Era una hermosa mañana. Los rayos del sol, de un rojo primigenio, aparecieron sobre las cumbres y atravesaban la espesura del bosque como si pasaran a través de los vitrales de una catedral, y la neblina subía al encuentro del sol y por todas partes llegaba hasta nosotros el rugido secreto de los torrentes que probablemente llevarían películas de hielo arrancadas de sus remansos. Un sitio extraordinario para pescar. En seguida estaba gritando "¡Alaiu!" yo mismo, pero cuando Japhy fue a coger más leña y no lo vimos durante un rato y Morley gritó "¡Alaiu!", Japhy respondió con un simple "¡Jau!" que, según dijo, era el modo en que los indios se llamaban en la montaña y resultaba mucho más bonito; así que empecé a gritar también "¡Jau!".
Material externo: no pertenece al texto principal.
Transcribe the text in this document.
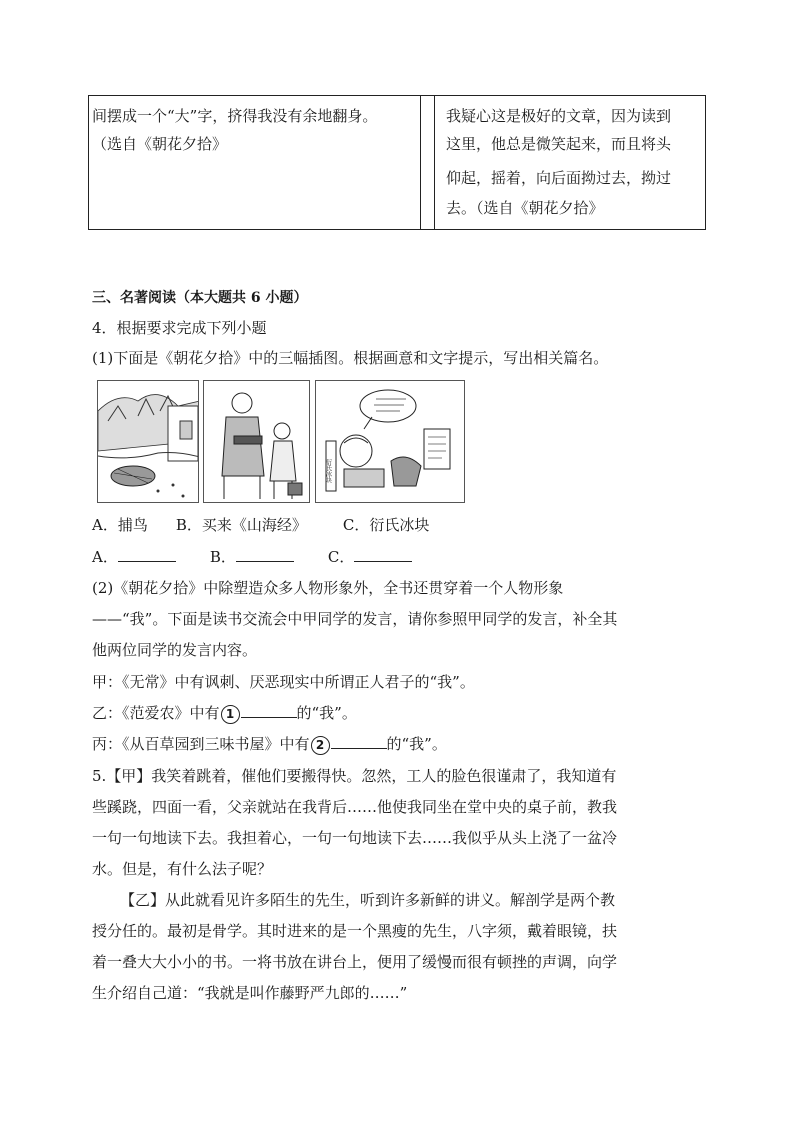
间摆成一个“大”字，挤得我没有余地翻身。
（选自《朝花夕拾》
我疑心这是极好的文章，因为读到
这里，他总是微笑起来，而且将头
仰起，摇着，向后面拗过去，拗过
去。（选自《朝花夕拾》
三、名著阅读（本大题共 6 小题）
4．根据要求完成下列小题
(1)下面是《朝花夕拾》中的三幅插图。根据画意和文字提示，写出相关篇名。
衍氏冰块
A．捕鸟 B．买来《山海经》 C．衍氏冰块
A．	B．	C．
(2)《朝花夕拾》中除塑造众多人物形象外，全书还贯穿着一个人物形象
——“我”。下面是读书交流会中甲同学的发言，请你参照甲同学的发言，补全其
他两位同学的发言内容。
甲：《无常》中有讽刺、厌恶现实中所谓正人君子的“我”。
乙：《范爱农》中有 1	的“我”。
丙：《从百草园到三味书屋》中有 2	的“我”。
5.【甲】我笑着跳着，催他们要搬得快。忽然，工人的脸色很谨肃了，我知道有
些蹊跷，四面一看，父亲就站在我背后……他使我同坐在堂中央的桌子前，教我
一句一句地读下去。我担着心，一句一句地读下去……我似乎从头上浇了一盆冷
水。但是，有什么法子呢？
【乙】从此就看见许多陌生的先生，听到许多新鲜的讲义。解剖学是两个教
授分任的。最初是骨学。其时进来的是一个黑瘦的先生，八字须，戴着眼镜，扶
着一叠大大小小的书。一将书放在讲台上，便用了缓慢而很有顿挫的声调，向学
生介绍自己道：“我就是叫作藤野严九郎的……”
Luego subimos al coche y partimos. Comimos el pan y el queso. No había diferencia entre el Morley de esa mañana y el de la noche pasada, excepto que su voz, con aquel tono divertido y culto, sonaba quizá más de acuerdo con la frescura de aquella mañana, un sonido que recordaba al de los que se levantan muy pronto, ese deje un tanto ronco y anhelante, como el del que se lanza al nuevo día. El sol calentó en seguida. El pan negro estaba bueno, había sido preparado por la mujer de Sean Monahan; Sean que tenía una casa en Corte Madera, donde todos podíamos ir sin pagar ningún alquiler. El queso era un Cheddar curado. Pero no me gustó demasiado, y en cuanto estuvimos en pleno campo sin ver casas ni gente empecé a echar de menos un buen desayuno caliente y de pronto, después de haber cruzado un puentecillo sobre un torrente, vimos un pequeño albergue junto a la carretera bajo impresionantes enebros y salía humo por la chimenea y tenía un anuncio de neón en la puerta y un cartel en la ventana donde decía que servían tortitas y café.